The early fall last night in Europe was a sign that a new drama is unfolding on global markets – deleveraging by investment houses and brokerage firms. Later the selling stopped after some good news in the US and Wall Street moved into positive territory, but then lunged deeply into the red. This deleveraging process is destined to produce more wild swings in coming days and is the latest twist in the year long downward spiral in global stock markets. Much of the initial deleveraging came from the hedge fund selling of equities and commodities to meet redemptions.
We are now looking at the massive deleveraging of the investment banks and brokerage houses. Large amounts of money were borrowed and invested in the stock market by the major houses. Those same houses also backed former employees into hedge funds. If you look at the CV’s of most of the hedge fund operators you will find that they cut their teeth trading for the big investment houses.

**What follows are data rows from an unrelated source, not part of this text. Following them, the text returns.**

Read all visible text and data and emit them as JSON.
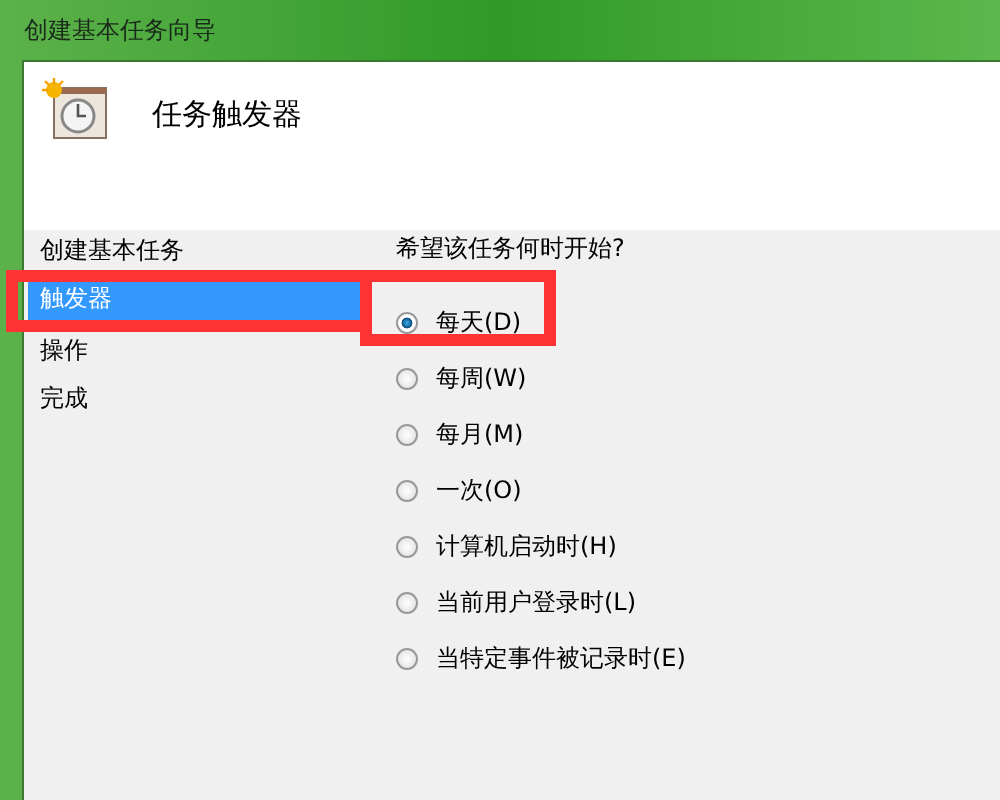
{
  "window": {
    "title": "创建基本任务向导"
  },
  "header": {
    "title": "任务触发器"
  },
  "sidebar": {
    "items": [
      {
        "label": "创建基本任务",
        "selected": false
      },
      {
        "label": "触发器",
        "selected": true
      },
      {
        "label": "操作",
        "selected": false
      },
      {
        "label": "完成",
        "selected": false
      }
    ]
  },
  "question": "希望该任务何时开始?",
  "options": [
    {
      "label": "每天(D)",
      "selected": true
    },
    {
      "label": "每周(W)",
      "selected": false
    },
    {
      "label": "每月(M)",
      "selected": false
    },
    {
      "label": "一次(O)",
      "selected": false
    },
    {
      "label": "计算机启动时(H)",
      "selected": false
    },
    {
      "label": "当前用户登录时(L)",
      "selected": false
    },
    {
      "label": "当特定事件被记录时(E)",
      "selected": false
    }
  ]
}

Many of the hedge fund newcomers – but certainly not all – lost their shirts. Now the investment houses that for decades have been taking positions in the market based on borrowed money can see that their losses are just too great and so they are selling. They are being joined by private investors who invested in global and Australian markets using borrowed funds – the so-called margin loans.
These investors are totally sick of being 'SMSed' or called on their mobile phone asking for money to top up their security. They're tired of the never ending losses. Many now have to sell their investment properties and holiday houses.
So what we are now seeing is deleveraging of share markets around the world. And the same applies to commodity markets like oil and copper. Important reading on this topic is Stephen Bartholomeusz’s explanation of why the Australian dollar is falling (Dollar support dwindles October 27). Obviously the fall in commodities plays a part in the Australian dollar's fall but much of the rise was caused by an Australia-Japan leverage game which is being unwound.
When markets are deleveraging value goes out the door but when it finishes there will be a huge bounce.